If you have a lip or tongue piercing, the jewelry can rub against the gums. This irritates the gums and over time can cause them to wear away.
How to Prevent Receding Gums
Fortunately, there are ways to prevent receding gums. In general, maintaining proper oral care and staying healthy are the best ways to prevent gum recession.
If you smoke or otherwise use tobacco, quitting is a good place to start. This will have positive effects on your health, both oral and overall. Smoking can increase the harmful bacteria in your mouth. Quitting will prevent tooth decay, gum recession, and other harmful side effects of smoking.
Proper Oral Care
Because gum recession can be caused by gum disease and poor oral health, taking proper care of your teeth is essential. Make sure to brush twice daily, for at least two minutes each time. Floss regularly and use an antibacterial mouthwash. Make sure your toothbrush and brushing methods aren’t too hard.
Eat healthy food. Fruits and vegetables can help reduce plaque if they’re crisp. The vitamins and nutrients from healthy food can also help discourage bacteria in your mouth. The bacteria thrive on sugars, so avoiding sugary foods is a good way to prevent gum irritation.
Visit the Dentist
Regularly visit the dentist. You should be seeing a dentist every six months minimum. Your dentist will clean away any plaque or tartar that can cause gum disease. He or she will also monitor your gum health and let you know if you have any signs of gum disease and can make recommendations on changes you need to make to prevent it.
If you have any of the conditions that can cause gum disease, make sure to treat them. For example, if you have crooked teeth or a misaligned bite, treating that condition would reduce your risk for receding gums. For these conditions and for teeth grinding, wearing a nightguard could reduce the wear and tear on your gums and teeth.
Treatments for Receding Gums
If you already have receding gums, there are ways to treat it.

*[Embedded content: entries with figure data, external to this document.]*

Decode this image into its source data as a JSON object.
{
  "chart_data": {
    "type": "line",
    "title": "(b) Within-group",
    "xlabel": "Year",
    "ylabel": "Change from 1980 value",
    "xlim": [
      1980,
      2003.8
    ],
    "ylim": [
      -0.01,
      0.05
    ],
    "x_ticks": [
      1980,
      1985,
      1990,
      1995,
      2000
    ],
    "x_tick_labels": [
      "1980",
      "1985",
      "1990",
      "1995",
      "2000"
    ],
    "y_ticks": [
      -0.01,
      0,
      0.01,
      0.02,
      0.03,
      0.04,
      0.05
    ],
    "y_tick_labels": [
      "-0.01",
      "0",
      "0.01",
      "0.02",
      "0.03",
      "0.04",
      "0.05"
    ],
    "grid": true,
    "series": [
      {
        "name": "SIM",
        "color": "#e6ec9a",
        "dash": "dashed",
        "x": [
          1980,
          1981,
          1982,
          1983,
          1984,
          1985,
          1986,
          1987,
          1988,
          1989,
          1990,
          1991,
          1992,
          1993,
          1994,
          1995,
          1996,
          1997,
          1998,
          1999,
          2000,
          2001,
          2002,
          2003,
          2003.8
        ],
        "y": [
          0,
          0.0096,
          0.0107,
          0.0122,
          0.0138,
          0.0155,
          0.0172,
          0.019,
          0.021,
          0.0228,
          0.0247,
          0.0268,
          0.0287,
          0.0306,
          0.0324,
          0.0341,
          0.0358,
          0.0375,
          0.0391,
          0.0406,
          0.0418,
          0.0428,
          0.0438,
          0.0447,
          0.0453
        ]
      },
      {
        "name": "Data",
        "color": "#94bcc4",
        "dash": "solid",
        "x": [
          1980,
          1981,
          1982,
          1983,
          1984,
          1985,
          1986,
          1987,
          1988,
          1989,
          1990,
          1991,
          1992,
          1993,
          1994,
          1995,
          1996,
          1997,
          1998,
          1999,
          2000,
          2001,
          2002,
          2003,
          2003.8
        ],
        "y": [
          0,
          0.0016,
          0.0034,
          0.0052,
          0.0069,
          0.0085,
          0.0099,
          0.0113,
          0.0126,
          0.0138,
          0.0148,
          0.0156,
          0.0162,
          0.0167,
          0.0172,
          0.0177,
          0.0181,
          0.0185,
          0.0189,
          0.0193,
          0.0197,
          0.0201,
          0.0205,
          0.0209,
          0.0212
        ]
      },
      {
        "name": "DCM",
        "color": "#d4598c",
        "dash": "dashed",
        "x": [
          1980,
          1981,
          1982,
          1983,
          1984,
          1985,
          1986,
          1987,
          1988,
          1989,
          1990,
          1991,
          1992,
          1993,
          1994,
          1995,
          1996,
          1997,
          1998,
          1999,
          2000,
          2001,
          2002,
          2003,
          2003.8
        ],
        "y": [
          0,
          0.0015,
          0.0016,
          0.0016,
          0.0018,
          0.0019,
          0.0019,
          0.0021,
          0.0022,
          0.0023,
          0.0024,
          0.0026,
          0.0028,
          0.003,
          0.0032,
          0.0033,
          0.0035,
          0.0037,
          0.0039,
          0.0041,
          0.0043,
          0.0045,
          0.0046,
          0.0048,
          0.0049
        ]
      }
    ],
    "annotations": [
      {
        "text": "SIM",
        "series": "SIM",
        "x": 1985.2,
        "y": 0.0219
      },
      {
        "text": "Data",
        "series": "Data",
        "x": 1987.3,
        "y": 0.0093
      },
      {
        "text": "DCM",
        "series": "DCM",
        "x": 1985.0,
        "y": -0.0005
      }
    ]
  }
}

Depending on the cause of the recession, you should still take any preventative measures available, which can prevent it from getting worse.
For mild gum recession, your dentist can perform deep cleaning. This involves carefully cleaning the affected area, removing any plaque and tartar buildup from the roots of your teeth below the gumline. This type of cleaning is also called root planing and tooth scaling.

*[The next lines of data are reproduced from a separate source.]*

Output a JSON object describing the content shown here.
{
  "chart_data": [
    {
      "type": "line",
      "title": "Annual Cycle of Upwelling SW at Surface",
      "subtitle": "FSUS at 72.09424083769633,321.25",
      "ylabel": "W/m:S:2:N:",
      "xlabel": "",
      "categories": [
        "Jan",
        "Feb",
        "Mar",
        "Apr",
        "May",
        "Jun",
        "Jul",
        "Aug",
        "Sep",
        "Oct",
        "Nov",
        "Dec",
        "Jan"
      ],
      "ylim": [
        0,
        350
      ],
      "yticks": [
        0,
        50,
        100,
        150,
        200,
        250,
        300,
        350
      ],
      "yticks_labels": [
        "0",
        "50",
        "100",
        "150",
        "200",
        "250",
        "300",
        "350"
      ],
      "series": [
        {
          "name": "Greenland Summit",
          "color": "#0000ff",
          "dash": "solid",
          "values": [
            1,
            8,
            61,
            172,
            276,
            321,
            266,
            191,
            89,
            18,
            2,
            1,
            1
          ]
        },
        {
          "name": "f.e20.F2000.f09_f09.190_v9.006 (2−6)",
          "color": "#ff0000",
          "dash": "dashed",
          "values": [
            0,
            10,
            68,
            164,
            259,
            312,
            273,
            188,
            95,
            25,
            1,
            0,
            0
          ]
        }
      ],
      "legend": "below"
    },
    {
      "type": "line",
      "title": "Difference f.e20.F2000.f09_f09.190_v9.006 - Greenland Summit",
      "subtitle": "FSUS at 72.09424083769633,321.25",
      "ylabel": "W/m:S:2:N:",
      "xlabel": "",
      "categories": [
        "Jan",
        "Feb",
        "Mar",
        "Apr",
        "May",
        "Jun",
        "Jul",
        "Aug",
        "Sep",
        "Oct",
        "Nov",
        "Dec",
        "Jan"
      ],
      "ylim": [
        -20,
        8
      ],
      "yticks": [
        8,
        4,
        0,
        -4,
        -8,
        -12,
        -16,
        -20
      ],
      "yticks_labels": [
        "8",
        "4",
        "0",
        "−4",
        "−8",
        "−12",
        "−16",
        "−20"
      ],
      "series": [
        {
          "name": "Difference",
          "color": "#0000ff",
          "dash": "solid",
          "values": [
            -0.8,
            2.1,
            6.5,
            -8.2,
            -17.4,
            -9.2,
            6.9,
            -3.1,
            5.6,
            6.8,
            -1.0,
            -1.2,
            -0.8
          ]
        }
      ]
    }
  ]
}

During this process, the gums are peeled back to expose the roots of the teeth, which are then smoothed down. Bacteria have a more difficult time attaching to smoother surfaces, so your teeth and gums are more protected from infections. Your dentist may also prescribe antibiotics for you to take to reduce the bacteria.

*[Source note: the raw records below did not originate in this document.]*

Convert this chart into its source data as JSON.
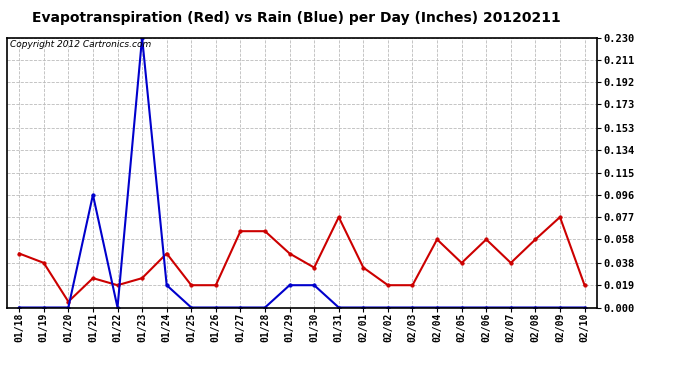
{
  "title": "Evapotranspiration (Red) vs Rain (Blue) per Day (Inches) 20120211",
  "copyright_text": "Copyright 2012 Cartronics.com",
  "x_labels": [
    "01/18",
    "01/19",
    "01/20",
    "01/21",
    "01/22",
    "01/23",
    "01/24",
    "01/25",
    "01/26",
    "01/27",
    "01/28",
    "01/29",
    "01/30",
    "01/31",
    "02/01",
    "02/02",
    "02/03",
    "02/04",
    "02/05",
    "02/06",
    "02/07",
    "02/08",
    "02/09",
    "02/10"
  ],
  "red_values": [
    0.046,
    0.038,
    0.005,
    0.025,
    0.019,
    0.025,
    0.046,
    0.019,
    0.019,
    0.065,
    0.065,
    0.046,
    0.034,
    0.077,
    0.034,
    0.019,
    0.019,
    0.058,
    0.038,
    0.058,
    0.038,
    0.058,
    0.077,
    0.019
  ],
  "blue_values": [
    0.0,
    0.0,
    0.0,
    0.096,
    0.0,
    0.23,
    0.019,
    0.0,
    0.0,
    0.0,
    0.0,
    0.019,
    0.019,
    0.0,
    0.0,
    0.0,
    0.0,
    0.0,
    0.0,
    0.0,
    0.0,
    0.0,
    0.0,
    0.0
  ],
  "red_color": "#cc0000",
  "blue_color": "#0000cc",
  "yticks": [
    0.0,
    0.019,
    0.038,
    0.058,
    0.077,
    0.096,
    0.115,
    0.134,
    0.153,
    0.173,
    0.192,
    0.211,
    0.23
  ],
  "ylim": [
    0.0,
    0.23
  ],
  "bg_color": "#ffffff",
  "grid_color": "#bbbbbb",
  "title_fontsize": 10,
  "copyright_fontsize": 6.5,
  "tick_fontsize": 7,
  "ytick_fontsize": 7.5
}
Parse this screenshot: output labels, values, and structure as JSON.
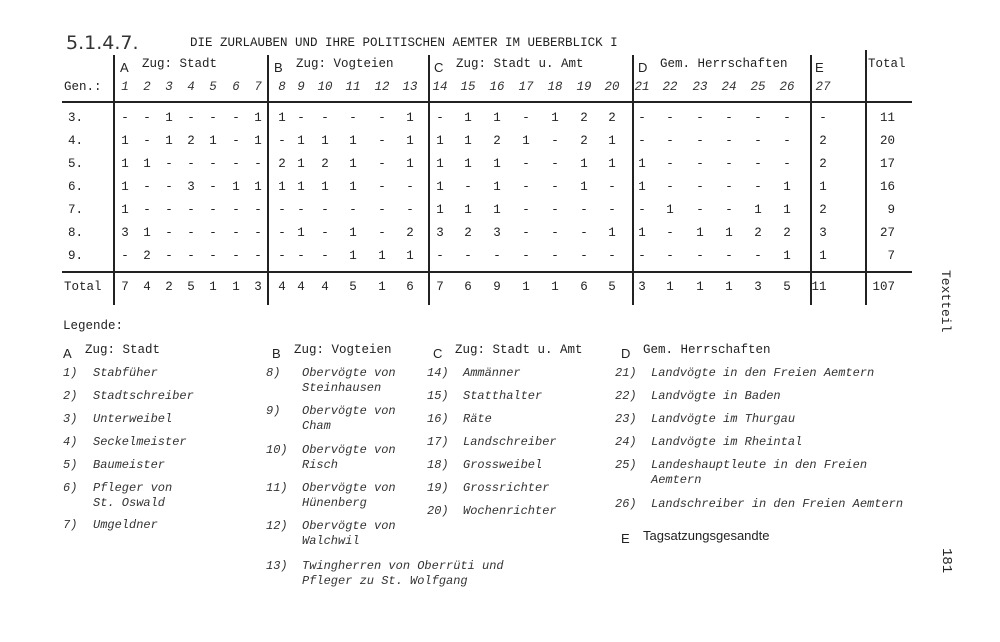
{
  "section_number": "5.1.4.7.",
  "title": "DIE ZURLAUBEN UND IHRE POLITISCHEN AEMTER IM UEBERBLICK I",
  "side_label": "Textteil",
  "page_number": "181",
  "table": {
    "gen_header": "Gen.:",
    "total_header": "Total",
    "groups": [
      {
        "letter": "A",
        "name": "Zug: Stadt"
      },
      {
        "letter": "B",
        "name": "Zug: Vogteien"
      },
      {
        "letter": "C",
        "name": "Zug: Stadt u. Amt"
      },
      {
        "letter": "D",
        "name": "Gem. Herrschaften"
      },
      {
        "letter": "E",
        "name": ""
      }
    ],
    "columns": [
      "1",
      "2",
      "3",
      "4",
      "5",
      "6",
      "7",
      "8",
      "9",
      "10",
      "11",
      "12",
      "13",
      "14",
      "15",
      "16",
      "17",
      "18",
      "19",
      "20",
      "21",
      "22",
      "23",
      "24",
      "25",
      "26",
      "27"
    ],
    "rows": [
      {
        "gen": "3.",
        "values": [
          "-",
          "-",
          "1",
          "-",
          "-",
          "-",
          "1",
          "1",
          "-",
          "-",
          "-",
          "-",
          "1",
          "-",
          "1",
          "1",
          "-",
          "1",
          "2",
          "2",
          "-",
          "-",
          "-",
          "-",
          "-",
          "-",
          "-"
        ],
        "total": "11"
      },
      {
        "gen": "4.",
        "values": [
          "1",
          "-",
          "1",
          "2",
          "1",
          "-",
          "1",
          "-",
          "1",
          "1",
          "1",
          "-",
          "1",
          "1",
          "1",
          "2",
          "1",
          "-",
          "2",
          "1",
          "-",
          "-",
          "-",
          "-",
          "-",
          "-",
          "2"
        ],
        "total": "20"
      },
      {
        "gen": "5.",
        "values": [
          "1",
          "1",
          "-",
          "-",
          "-",
          "-",
          "-",
          "2",
          "1",
          "2",
          "1",
          "-",
          "1",
          "1",
          "1",
          "1",
          "-",
          "-",
          "1",
          "1",
          "1",
          "-",
          "-",
          "-",
          "-",
          "-",
          "2"
        ],
        "total": "17"
      },
      {
        "gen": "6.",
        "values": [
          "1",
          "-",
          "-",
          "3",
          "-",
          "1",
          "1",
          "1",
          "1",
          "1",
          "1",
          "-",
          "-",
          "1",
          "-",
          "1",
          "-",
          "-",
          "1",
          "-",
          "1",
          "-",
          "-",
          "-",
          "-",
          "1",
          "1"
        ],
        "total": "16"
      },
      {
        "gen": "7.",
        "values": [
          "1",
          "-",
          "-",
          "-",
          "-",
          "-",
          "-",
          "-",
          "-",
          "-",
          "-",
          "-",
          "-",
          "1",
          "1",
          "1",
          "-",
          "-",
          "-",
          "-",
          "-",
          "1",
          "-",
          "-",
          "1",
          "1",
          "2"
        ],
        "total": "9"
      },
      {
        "gen": "8.",
        "values": [
          "3",
          "1",
          "-",
          "-",
          "-",
          "-",
          "-",
          "-",
          "1",
          "-",
          "1",
          "-",
          "2",
          "3",
          "2",
          "3",
          "-",
          "-",
          "-",
          "1",
          "1",
          "-",
          "1",
          "1",
          "2",
          "2",
          "3"
        ],
        "total": "27"
      },
      {
        "gen": "9.",
        "values": [
          "-",
          "2",
          "-",
          "-",
          "-",
          "-",
          "-",
          "-",
          "-",
          "-",
          "1",
          "1",
          "1",
          "-",
          "-",
          "-",
          "-",
          "-",
          "-",
          "-",
          "-",
          "-",
          "-",
          "-",
          "-",
          "1",
          "1"
        ],
        "total": "7"
      }
    ],
    "total_row": {
      "label": "Total",
      "values": [
        "7",
        "4",
        "2",
        "5",
        "1",
        "1",
        "3",
        "4",
        "4",
        "4",
        "5",
        "1",
        "6",
        "7",
        "6",
        "9",
        "1",
        "1",
        "6",
        "5",
        "3",
        "1",
        "1",
        "1",
        "3",
        "5",
        "11"
      ],
      "total": "107"
    }
  },
  "legend": {
    "title": "Legende:",
    "groups": [
      {
        "letter": "A",
        "name": "Zug: Stadt",
        "items": [
          {
            "num": "1)",
            "lines": [
              "Stabfüher"
            ]
          },
          {
            "num": "2)",
            "lines": [
              "Stadtschreiber"
            ]
          },
          {
            "num": "3)",
            "lines": [
              "Unterweibel"
            ]
          },
          {
            "num": "4)",
            "lines": [
              "Seckelmeister"
            ]
          },
          {
            "num": "5)",
            "lines": [
              "Baumeister"
            ]
          },
          {
            "num": "6)",
            "lines": [
              "Pfleger von",
              "St. Oswald"
            ]
          },
          {
            "num": "7)",
            "lines": [
              "Umgeldner"
            ]
          }
        ]
      },
      {
        "letter": "B",
        "name": "Zug: Vogteien",
        "items": [
          {
            "num": "8)",
            "lines": [
              "Obervögte  von",
              "Steinhausen"
            ]
          },
          {
            "num": "9)",
            "lines": [
              "Obervögte von",
              "Cham"
            ]
          },
          {
            "num": "10)",
            "lines": [
              "Obervögte von",
              "Risch"
            ]
          },
          {
            "num": "11)",
            "lines": [
              "Obervögte von",
              "Hünenberg"
            ]
          },
          {
            "num": "12)",
            "lines": [
              "Obervögte von",
              "Walchwil"
            ]
          },
          {
            "num": "13)",
            "lines": [
              "Twingherren von Oberrüti und",
              "Pfleger zu St. Wolfgang"
            ]
          }
        ]
      },
      {
        "letter": "C",
        "name": "Zug: Stadt u. Amt",
        "items": [
          {
            "num": "14)",
            "lines": [
              "Ammänner"
            ]
          },
          {
            "num": "15)",
            "lines": [
              "Statthalter"
            ]
          },
          {
            "num": "16)",
            "lines": [
              "Räte"
            ]
          },
          {
            "num": "17)",
            "lines": [
              "Landschreiber"
            ]
          },
          {
            "num": "18)",
            "lines": [
              "Grossweibel"
            ]
          },
          {
            "num": "19)",
            "lines": [
              "Grossrichter"
            ]
          },
          {
            "num": "20)",
            "lines": [
              "Wochenrichter"
            ]
          }
        ]
      },
      {
        "letter": "D",
        "name": "Gem. Herrschaften",
        "items": [
          {
            "num": "21)",
            "lines": [
              "Landvögte in den Freien Aemtern"
            ]
          },
          {
            "num": "22)",
            "lines": [
              "Landvögte in Baden"
            ]
          },
          {
            "num": "23)",
            "lines": [
              "Landvögte im Thurgau"
            ]
          },
          {
            "num": "24)",
            "lines": [
              "Landvögte im Rheintal"
            ]
          },
          {
            "num": "25)",
            "lines": [
              "Landeshauptleute in den Freien",
              "Aemtern"
            ]
          },
          {
            "num": "26)",
            "lines": [
              "Landschreiber in den Freien Aemtern"
            ]
          }
        ]
      },
      {
        "letter": "E",
        "name": "Tagsatzungsgesandte",
        "items": []
      }
    ]
  }
}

If your gums already have pockets that are too deep or you have already experienced too much bone loss, a deep cleaning won’t be enough to treat the gum recession. Surgery may be necessary. There are several possible types of surgery, depending on the severity of your gum recession. Some surgeries may be done by your dentist, while others may require a periodontist or gum doctor.
Root Planing and Flap Scaling
This procedure involves your periodontist or dentist pulling back the gums that are affected. It’s similar to a deep clean in that the dentist will remove any plaque or tartar from the roots of the teeth as well as any bacteria. Then, the dentist will replace the gums back over your teeth, making sure it’s secure to reduce or eliminate any existing pockets.
Regenerative surgery is needed when you’ve lost bone and gum tissue. The process is similar to a deep clean and root planing, but in addition to folding back the gums and cleaning the affected area of tartar and bacteria, a material that will encourage your body to regenerate tissue and bone on its own will be placed there before the gums are secured over the roots again.
If too much gum material has been lost to the recession, a gum tissue graft may be needed to restore the gums. This tissue can come from elsewhere in your gums if enough material is available. Otherwise, it may need to come from the roof of your mouth.